Poor little rich kids take their ball and go home: Barcelona withdrew just before kickoff from their Copa del Rey match against Atletico Madrid. The Atletico players inside Barelona’s Nou Camp nearly outnumbered the fans, only 300 of whom attended the intended match. Barcelona whined and moaned that its international-loaded roster was depleted due to callups, including its six Dutch players. Louis Van Gaal should have though of that when he was turning Barcelona into a Dutch ghetto. The truth is Barcelona trails Atletico 3-0 from the first leg, and is afraid of losing. Well, tough titties. As a result of Barca’s intransigence, the Spanish league has threatened the club with expulsion from next year’s Copa del Rey as well. Su-u-u-re. Considering that Barca is the league’s golden-egg laying goose, the club is about as likely to spend time in the league’s dog house as Bill Clinton is to spend time in the Big House.
USSF quicker than greased lightning: Did you know that after five years USSF still has not certified MLS as America’s first division league?

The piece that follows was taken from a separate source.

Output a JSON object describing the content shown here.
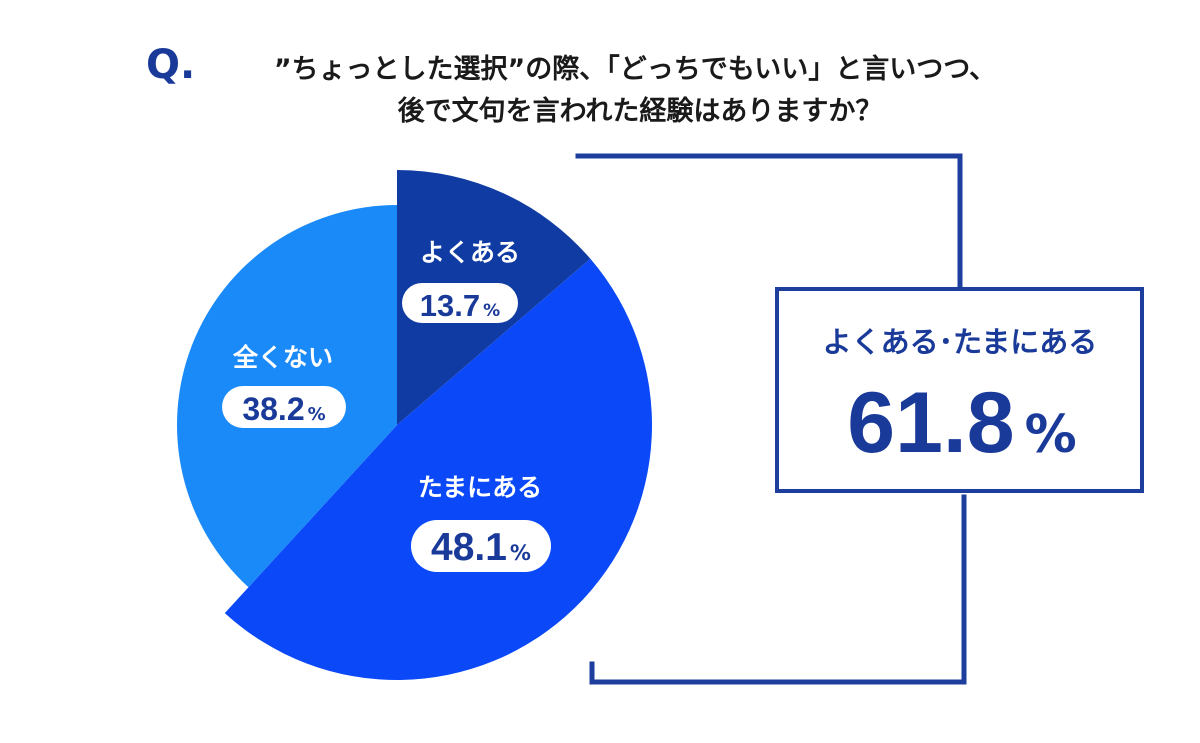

That’ll show ’em! The Nazi Colleges Against Athlete’s (NCAA), struck swiftly and decisively to deal with Indiana defender Nick Garcia’s head butt on a Santa Clara player in the national championship game won 1:0 by Indiana. Okay, so the game was last November. Garcia no longer actually attends Indiana, playing pro ball for the KC Wizards the last three months, so the Nazi Colleges reprimanding him is as pointless as tits on a bull. Instead, in fine Nazi Colleges tradition, the school and its current players will punished for the actions of a player long since departed. Of course, as large, quasi-govermental oligarchs are prone to do in such situations, the incovenient and embarassing facts will be overlooked or squelched in the all out effort to make the oligarchy look good. You see, Garcia not only was not red-carded by the incompetent official — and “incompetent” is the correct term as the referee was within a few feet of Garcia and looking straight at him when he committed the violent conduct — but the Nazi College’s actually picked Garcia as the tournament’s outstanding defender! TotW would question when the colleges themselves will tell the NCAA to take a flying fuck at the moon and walk out of the organization, because the NCAA has no power without its members, but the colleges are too busy making money off the athletes, their indentured servants. So, when the NCAA says bend over, the colleges do … and smile. Thus, the point is moot. Instead what TotW wonders is when the athletes themselves will oragnize. Pay for play: It’s not a matter of if, but when. And maybe, just maybe, then college’s will get out of the sports business and back to doing what they ought to be doing, education.